There appears to be continuing confusion over the reporting of Treasury bill interest on your federal income tax return. I wrote on this subject in a November column, but letters and phone calls since then indicate that I wasn't totally successful in getting the message across.
Let me try again. First, I should state clearly that interest earned on Treasury bills is subject to federal income tax but exempt from state and local income tax.
The major area of confusion seems to be the timing--that is, the date on which the interest is earned and you become liable for reporting it on your tax return.
If you buy a six-month T-bill during the first half of any year, it matures during the second half. No problem here--the interest is taxable and should be reported for the year in which both the purchase and redemption occurred.
But we run into a question if the purchase is made during the last six months of one year and the bill matures and is paid off in the following year. For which tax year do you report the interest?
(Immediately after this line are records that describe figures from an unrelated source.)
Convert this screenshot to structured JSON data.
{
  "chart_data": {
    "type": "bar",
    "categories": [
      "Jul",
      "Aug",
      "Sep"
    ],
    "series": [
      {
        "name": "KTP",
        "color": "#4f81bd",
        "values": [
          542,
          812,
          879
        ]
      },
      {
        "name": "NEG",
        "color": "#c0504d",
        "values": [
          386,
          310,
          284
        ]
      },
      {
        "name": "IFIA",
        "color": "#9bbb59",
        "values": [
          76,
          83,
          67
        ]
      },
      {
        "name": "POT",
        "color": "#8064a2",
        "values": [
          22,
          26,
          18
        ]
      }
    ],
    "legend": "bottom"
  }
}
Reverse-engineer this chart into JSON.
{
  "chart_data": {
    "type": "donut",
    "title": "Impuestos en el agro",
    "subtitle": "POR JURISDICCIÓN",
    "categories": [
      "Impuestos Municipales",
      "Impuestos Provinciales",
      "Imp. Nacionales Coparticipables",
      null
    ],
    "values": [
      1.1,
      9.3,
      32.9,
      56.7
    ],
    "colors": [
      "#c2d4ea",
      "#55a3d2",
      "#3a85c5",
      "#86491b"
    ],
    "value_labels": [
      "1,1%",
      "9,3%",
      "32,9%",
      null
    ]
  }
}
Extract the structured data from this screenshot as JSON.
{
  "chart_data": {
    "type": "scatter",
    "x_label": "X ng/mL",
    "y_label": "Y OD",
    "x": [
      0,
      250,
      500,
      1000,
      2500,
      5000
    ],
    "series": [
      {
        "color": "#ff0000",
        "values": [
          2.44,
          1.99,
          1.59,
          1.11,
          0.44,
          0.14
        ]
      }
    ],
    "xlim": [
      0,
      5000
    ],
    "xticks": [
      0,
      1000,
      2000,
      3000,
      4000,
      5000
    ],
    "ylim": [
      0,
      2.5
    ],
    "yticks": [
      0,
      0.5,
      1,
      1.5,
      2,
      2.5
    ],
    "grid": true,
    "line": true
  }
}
Let me use the same example I used last November. We'll assume that next August (1982) you go to the office of the Bureau of Public Debt in the District and deposit a noncompetitive bid for a six-month T-bill at the following week's auction. Along with the bid you leave the required certified check for $10,000.
(A noncompetitive bid means you agree in advance to pay the average price of all bids accepted by the Treasury Department from the large institutional buyers like savings institutions and pension funds.
(You may submit a competitive bid in which you signify what you will pay. But then you risk not getting the bill at all, if your bid is lower than the lowest bid Treasury accepts that week.)
When the auction is over, we'll assume that the average bid was $9,250--a discount of $750 for the six-month bill, equal to 15 percent on an annual basis.
Shortly after the auction the Treasury Department will send you a check for $750. This is not your interest payment, and therefore is not income subject to tax.
Instead, it is the Treasury Department's refund to you of the difference between the $10,000 you deposited with your bid and the actual $9,250 cost of the T-bill, based on the results of the auction.
Six months later--in February 1983--the bill matures and the Treasury Department will then pay you $10,000, the full face amount of the bill.
Now you have received interest income of $750, the difference between the $9,250 you paid for the bill and the $10,000 face amount you were paid at maturity.
So the interest is taxable in 1983, the year the T-bill matures, and not in 1982, the year it was purchased.
And the true yield is not based on the amount of the discount, because you had only $9,250 invested for the six-month period rather than the $10,000 face amount.
So instead of 15 percent, the yield is actually 16.2 percent: $750 divided by $9,250 equals .081 for the six month period, multiplied by two to get the annual non-compounded yield.
Question: My children, aged 14 and 16 years, earned more than $3,400 each in interest last year. Should they file independent tax returns? If so, will I lose exemptions for them?
Answer: The answer to your first question is yes--each child will have to file his or her own tax return. For a child eligible to be claimed as a dependent on the parent's return the filing trigger is $1,000 of taxable interest, dividends or other unearned income.
Each child gets his own $1,000 personal exemption on his return, but can't take the zero bracket amount (the old standard deduction) unless he also had earned income of $2,300 or more. However, he can itemize on Schedule A and claim any legitimate deductions paid from his income.
And you get to claim the children as dependents on your own tax return too--one of the rare times when Uncle Sam allows a double benefit.